Jan 12 2006

Platform Decision

So back when I started thinking seriously about writing this game- The game I still haven’t really talked about much from a “what’s it about” standpoint, but is “big”- I had a MAJOR dilemma. I’m a serious GNU/Linux user. I use GNU/Linux for nearly everything…. Except games.

I wanted to make a cross-platform game, and it became quickly obvious that using SDL/OpenGL was the only sensible choice for a very 3D-intensive game. So I went in search of books on SDL… There really aren’t any that were of interest. Quite a few on OpenGL, 2 of the better ones are now in my library. So I read and followed some tutorials online, and did some cute little technology demos. I’m not one to not do something because it’s “hard”, but it became quickly obvious that a lot of it was at a lower-level than I had hoped it would need to be. Some very simple (in my head) things were exceptionally complex. I found a series of great articles on SDL on IBM DeveloperWorks … But the game discussed is vapor still, even though the articles are old (c1999), which isn’t so encouraging.

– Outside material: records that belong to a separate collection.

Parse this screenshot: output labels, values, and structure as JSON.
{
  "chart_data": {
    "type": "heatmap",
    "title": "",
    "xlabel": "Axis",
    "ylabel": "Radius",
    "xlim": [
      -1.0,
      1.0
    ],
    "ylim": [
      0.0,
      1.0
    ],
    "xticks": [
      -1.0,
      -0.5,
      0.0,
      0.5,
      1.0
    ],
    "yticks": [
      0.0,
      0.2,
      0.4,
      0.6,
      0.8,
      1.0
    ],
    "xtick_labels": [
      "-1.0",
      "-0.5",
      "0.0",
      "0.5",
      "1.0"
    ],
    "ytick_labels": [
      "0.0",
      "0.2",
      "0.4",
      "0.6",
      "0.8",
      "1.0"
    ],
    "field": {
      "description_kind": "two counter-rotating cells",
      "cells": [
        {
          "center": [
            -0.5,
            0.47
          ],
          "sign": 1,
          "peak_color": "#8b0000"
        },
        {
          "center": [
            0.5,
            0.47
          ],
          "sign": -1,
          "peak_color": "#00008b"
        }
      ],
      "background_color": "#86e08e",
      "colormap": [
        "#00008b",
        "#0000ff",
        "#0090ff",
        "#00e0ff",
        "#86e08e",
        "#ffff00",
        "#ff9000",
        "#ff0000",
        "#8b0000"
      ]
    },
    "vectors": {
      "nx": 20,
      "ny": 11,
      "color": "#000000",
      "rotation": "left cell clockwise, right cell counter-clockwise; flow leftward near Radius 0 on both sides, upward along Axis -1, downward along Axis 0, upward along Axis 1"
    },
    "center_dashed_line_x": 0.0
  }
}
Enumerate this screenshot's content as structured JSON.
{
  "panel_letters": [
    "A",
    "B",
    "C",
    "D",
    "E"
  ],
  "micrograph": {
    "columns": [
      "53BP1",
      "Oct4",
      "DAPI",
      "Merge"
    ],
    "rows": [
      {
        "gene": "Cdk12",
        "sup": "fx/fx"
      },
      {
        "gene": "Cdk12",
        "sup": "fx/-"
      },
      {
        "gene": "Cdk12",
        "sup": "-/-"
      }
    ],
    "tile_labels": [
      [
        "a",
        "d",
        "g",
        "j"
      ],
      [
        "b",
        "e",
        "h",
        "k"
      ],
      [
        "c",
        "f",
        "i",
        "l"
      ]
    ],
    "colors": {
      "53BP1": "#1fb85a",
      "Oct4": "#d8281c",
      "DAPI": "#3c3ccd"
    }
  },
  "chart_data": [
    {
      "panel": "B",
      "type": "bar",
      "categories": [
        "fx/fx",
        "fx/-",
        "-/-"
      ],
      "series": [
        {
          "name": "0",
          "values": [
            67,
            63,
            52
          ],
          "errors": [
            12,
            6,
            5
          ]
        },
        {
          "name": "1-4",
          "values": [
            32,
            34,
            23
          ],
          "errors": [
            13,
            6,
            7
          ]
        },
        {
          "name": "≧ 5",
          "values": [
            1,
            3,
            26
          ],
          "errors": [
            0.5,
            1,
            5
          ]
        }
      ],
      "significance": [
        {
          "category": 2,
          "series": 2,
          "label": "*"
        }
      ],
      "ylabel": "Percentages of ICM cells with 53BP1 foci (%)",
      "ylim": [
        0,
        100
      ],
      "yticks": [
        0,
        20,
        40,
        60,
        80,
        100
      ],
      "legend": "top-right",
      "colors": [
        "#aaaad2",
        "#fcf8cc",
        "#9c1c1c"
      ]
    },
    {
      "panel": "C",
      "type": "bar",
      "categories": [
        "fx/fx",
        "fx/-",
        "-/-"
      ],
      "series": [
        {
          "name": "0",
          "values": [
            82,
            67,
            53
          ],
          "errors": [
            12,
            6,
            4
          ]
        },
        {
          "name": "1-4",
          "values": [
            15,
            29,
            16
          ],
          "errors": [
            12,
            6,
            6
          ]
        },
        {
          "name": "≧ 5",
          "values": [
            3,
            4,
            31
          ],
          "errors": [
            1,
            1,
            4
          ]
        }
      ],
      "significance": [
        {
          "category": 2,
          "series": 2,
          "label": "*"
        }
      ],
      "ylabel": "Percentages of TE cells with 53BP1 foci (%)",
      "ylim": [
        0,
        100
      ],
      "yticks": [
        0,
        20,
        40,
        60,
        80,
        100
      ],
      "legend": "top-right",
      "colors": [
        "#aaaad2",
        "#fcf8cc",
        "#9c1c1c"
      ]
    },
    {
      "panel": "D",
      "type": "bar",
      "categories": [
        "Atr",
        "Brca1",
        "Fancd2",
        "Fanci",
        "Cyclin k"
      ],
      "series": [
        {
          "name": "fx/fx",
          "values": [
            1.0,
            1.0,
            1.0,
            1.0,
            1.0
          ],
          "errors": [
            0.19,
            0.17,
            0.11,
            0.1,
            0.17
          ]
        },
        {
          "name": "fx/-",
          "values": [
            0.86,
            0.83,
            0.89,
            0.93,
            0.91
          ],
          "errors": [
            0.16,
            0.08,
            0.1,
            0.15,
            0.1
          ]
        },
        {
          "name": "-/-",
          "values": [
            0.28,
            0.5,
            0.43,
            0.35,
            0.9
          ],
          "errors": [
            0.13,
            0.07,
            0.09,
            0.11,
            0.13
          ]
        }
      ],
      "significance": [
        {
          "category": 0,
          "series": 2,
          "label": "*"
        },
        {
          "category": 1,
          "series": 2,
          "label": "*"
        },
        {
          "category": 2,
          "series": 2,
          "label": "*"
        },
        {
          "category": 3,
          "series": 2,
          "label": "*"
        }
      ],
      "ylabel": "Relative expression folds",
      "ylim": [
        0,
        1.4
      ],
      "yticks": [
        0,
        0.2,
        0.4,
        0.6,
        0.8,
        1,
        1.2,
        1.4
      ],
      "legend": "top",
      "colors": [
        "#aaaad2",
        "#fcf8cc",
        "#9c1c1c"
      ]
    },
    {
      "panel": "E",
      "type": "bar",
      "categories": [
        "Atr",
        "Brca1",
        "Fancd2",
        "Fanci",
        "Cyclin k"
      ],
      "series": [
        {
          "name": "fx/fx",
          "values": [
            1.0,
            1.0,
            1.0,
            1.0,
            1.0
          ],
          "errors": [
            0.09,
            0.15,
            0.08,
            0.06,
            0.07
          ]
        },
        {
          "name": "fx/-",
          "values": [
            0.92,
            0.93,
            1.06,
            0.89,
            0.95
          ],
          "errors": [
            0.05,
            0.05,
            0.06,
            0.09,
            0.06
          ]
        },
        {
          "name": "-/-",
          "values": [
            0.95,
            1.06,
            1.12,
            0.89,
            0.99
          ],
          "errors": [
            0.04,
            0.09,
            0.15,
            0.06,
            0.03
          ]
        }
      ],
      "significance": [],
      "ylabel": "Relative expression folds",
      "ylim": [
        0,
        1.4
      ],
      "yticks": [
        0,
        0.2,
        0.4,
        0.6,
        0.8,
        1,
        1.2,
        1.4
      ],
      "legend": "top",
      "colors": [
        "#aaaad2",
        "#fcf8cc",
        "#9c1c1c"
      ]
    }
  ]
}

I then started looking at *gasp* DirectX. [TANGENT] Despite what some otherwise cool people say, Microsoft IS evil. There are people (some that I know/have met, even) that are not, but any company that tries to upset the homeostatic balance of nature and churns out crap is evil. This does include companies that claim they aren’t evil, by the way. [/TANGENT] Tangent aside, DirectX is the defacto standard in game development, so it was worth a look. At first glance, DirectX wasn’t much/any better than SDL/OpenGL. In face, some things were even MORE low-level… Then I discovered I wasn’t reading about the higher-level APIs that take care of a lot of minutia for the developer… Wow. Power, feature, flexibility and… ease. And tons of documentation.

So I spent some time (3 weeks) doing parallel development. The engine modules I was working on would duplicate everything. For every class (where applicable), there would be two: one with _dx9, and one with _sdl. For every function (where applicable), there would be two: one with _dx9, and one with _sdl. This was exceptionally useful for evaluating the ease of coding (SDL/OpenGL requires more code to do the same thing, usually) as well as the performance (on my development system, DirectX renderings were faster, and took less of a footprint, in general than SDL/OpenGL).

I am still writing all of my engine code very agnostic, so theoretically, I can swap out libraries, rewrite some engine code, but the engine API will be stable and the games built on top of them can run unchanged. But for now, DirectX is the only real way I can feasibly write a game of the size I’m working on, without it dragging on even longer than it already will….
Sometime soonish, I swear, will be the big reveal on what the hell I’m writing.